There will be 50 year memorial service for the 129 men that were lost on April 10, 1063 at which at 129 foot flag pole, one foot for each man, will be dedicated at the Portsmouth Navel Ship yard in Kittery, Maine.  (A note of geography:  Kittery is across the Piscataqua River from Portsmouth, NH)

I doubt if anyone will sing the Phil Ochs song, which was an anti-war protest song.

In Portsmouth town on the eastern shore
Where many a fine ship was born.
The Thresher was built
And the Thresher was launched
And the crew of the Thresher was sworn.

She was shaped like a tear
She was built like a shark
She was made to run fast and free.
And the builders shook their hands
And the builders shared their wine,
And thought that they had mastered the sea.
Yes, she’ll always run silent
And she’ll always run deep
Though the ocean has no pity

Though the waves will never weep
They’ll never weep.
And they marvelled at her speed
marvelled at her depth
marvelled at her deadly design.
And they sailed to every land
And they sailed to every port
Just to see what faults they could find.
Then they put her on the land
For nine months to stand
And they worked on her from stem to stern.
But they could never see
It was their coffin to be
For the sea was waiting for their return.

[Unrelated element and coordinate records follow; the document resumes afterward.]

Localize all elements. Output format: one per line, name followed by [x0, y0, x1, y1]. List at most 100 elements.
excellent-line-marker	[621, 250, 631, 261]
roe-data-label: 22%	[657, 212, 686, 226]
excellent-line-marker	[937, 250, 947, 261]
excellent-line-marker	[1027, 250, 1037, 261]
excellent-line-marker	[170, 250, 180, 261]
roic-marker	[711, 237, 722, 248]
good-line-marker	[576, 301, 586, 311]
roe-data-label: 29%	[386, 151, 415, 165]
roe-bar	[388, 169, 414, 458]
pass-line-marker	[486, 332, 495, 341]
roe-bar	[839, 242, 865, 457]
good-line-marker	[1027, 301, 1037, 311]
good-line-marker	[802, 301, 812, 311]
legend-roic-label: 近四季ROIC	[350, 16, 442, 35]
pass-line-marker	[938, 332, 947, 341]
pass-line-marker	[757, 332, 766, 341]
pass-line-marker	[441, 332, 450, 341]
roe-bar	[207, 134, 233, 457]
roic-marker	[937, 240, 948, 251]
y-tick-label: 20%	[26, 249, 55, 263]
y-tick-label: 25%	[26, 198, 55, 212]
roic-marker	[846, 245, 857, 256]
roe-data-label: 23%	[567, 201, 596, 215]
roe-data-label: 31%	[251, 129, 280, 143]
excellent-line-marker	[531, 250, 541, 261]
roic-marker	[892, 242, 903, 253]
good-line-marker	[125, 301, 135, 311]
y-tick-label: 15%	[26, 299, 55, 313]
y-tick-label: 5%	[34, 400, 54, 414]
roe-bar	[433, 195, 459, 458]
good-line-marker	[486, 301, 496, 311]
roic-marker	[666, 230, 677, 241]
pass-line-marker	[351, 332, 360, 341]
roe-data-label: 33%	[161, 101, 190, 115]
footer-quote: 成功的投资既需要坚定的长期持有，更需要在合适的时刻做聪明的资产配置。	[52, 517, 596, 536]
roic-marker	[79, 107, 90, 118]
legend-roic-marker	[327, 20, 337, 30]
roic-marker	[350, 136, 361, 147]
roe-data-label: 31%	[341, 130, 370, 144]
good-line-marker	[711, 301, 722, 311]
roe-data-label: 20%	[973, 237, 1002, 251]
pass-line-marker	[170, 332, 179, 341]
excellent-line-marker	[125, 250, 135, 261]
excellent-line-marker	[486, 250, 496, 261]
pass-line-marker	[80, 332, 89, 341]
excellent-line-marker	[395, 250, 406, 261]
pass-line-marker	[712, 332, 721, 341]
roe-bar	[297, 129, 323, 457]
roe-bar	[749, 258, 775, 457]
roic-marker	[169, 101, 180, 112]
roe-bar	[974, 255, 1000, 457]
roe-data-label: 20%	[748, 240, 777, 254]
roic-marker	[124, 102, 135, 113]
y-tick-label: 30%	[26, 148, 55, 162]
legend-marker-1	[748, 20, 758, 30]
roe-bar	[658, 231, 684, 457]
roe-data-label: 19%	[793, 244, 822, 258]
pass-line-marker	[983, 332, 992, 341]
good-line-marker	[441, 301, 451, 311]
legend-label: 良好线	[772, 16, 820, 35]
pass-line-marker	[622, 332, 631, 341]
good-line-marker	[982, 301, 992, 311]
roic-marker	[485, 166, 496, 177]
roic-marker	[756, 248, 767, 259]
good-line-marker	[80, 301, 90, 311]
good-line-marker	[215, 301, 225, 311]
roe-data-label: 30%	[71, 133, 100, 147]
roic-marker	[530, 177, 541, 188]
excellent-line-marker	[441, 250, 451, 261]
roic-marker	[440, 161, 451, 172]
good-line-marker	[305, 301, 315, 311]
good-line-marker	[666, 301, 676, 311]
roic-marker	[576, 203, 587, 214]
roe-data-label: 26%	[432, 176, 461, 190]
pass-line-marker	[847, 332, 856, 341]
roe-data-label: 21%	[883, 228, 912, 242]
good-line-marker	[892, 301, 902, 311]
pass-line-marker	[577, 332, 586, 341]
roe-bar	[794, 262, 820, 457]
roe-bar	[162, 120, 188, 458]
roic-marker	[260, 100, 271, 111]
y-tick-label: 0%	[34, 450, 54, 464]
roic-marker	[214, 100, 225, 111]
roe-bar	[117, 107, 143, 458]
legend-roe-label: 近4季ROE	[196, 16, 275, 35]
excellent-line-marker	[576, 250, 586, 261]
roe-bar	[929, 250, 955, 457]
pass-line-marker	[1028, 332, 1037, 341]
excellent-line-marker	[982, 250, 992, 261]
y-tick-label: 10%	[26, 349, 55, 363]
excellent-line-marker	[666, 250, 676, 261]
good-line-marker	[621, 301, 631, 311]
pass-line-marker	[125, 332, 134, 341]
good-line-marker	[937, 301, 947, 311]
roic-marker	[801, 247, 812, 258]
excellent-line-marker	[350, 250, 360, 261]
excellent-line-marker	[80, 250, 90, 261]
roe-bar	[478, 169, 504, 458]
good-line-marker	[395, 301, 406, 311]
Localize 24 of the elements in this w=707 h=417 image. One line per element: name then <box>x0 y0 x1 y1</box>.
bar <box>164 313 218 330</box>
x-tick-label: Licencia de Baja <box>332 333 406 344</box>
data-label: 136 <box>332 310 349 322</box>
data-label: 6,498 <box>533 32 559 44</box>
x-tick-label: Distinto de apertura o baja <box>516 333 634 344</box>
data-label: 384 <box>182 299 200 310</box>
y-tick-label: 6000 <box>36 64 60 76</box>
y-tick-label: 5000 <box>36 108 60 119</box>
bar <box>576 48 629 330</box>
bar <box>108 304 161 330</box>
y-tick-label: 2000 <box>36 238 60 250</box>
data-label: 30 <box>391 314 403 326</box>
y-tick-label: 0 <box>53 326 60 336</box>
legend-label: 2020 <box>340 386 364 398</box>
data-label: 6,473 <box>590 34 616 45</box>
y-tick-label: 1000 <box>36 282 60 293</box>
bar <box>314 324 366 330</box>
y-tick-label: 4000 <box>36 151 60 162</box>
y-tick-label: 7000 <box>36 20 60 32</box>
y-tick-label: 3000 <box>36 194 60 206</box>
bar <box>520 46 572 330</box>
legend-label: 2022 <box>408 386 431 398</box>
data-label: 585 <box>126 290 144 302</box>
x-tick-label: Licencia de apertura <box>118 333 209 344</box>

Yes, she’ll always run silent
And she’ll always run deep
Though the ocean has no pity
And the waves will never weep
They’ll never weep.

On a cold Wednesday morn
They put her her out to sea
When the waves they were nine feet high.
And they dove beneath the waves
And they dove to their graves
And they never said a last goodbye.
And its deeper and deeper
And deeper they dove
Just to see what their ship could stand.
But the hull gave a moan
And the hull gave a groan
And they plunged to the deepest darkest sand.

Now she lies in the depths
Of the darkened ocean floor
Covered by the waters cold and still.
Oh can’t you see the wrong
She was a death ship all along
Died before she had a chance to kill.

And she´ll never run silent,
And she´ll never run deep,
For the ocean had no pity
And the waves, they never weep,
They never weep.

[Alternate final verse from an early Broadside tape]

And it’s 8000 fathoms of the water above
And over 100 men below
And sealed in their tomb
Is the cause of their doom
That only the sea will ever know

The Thresher’s remains were actually found in 1985 by oceanographer, Robert Ballard.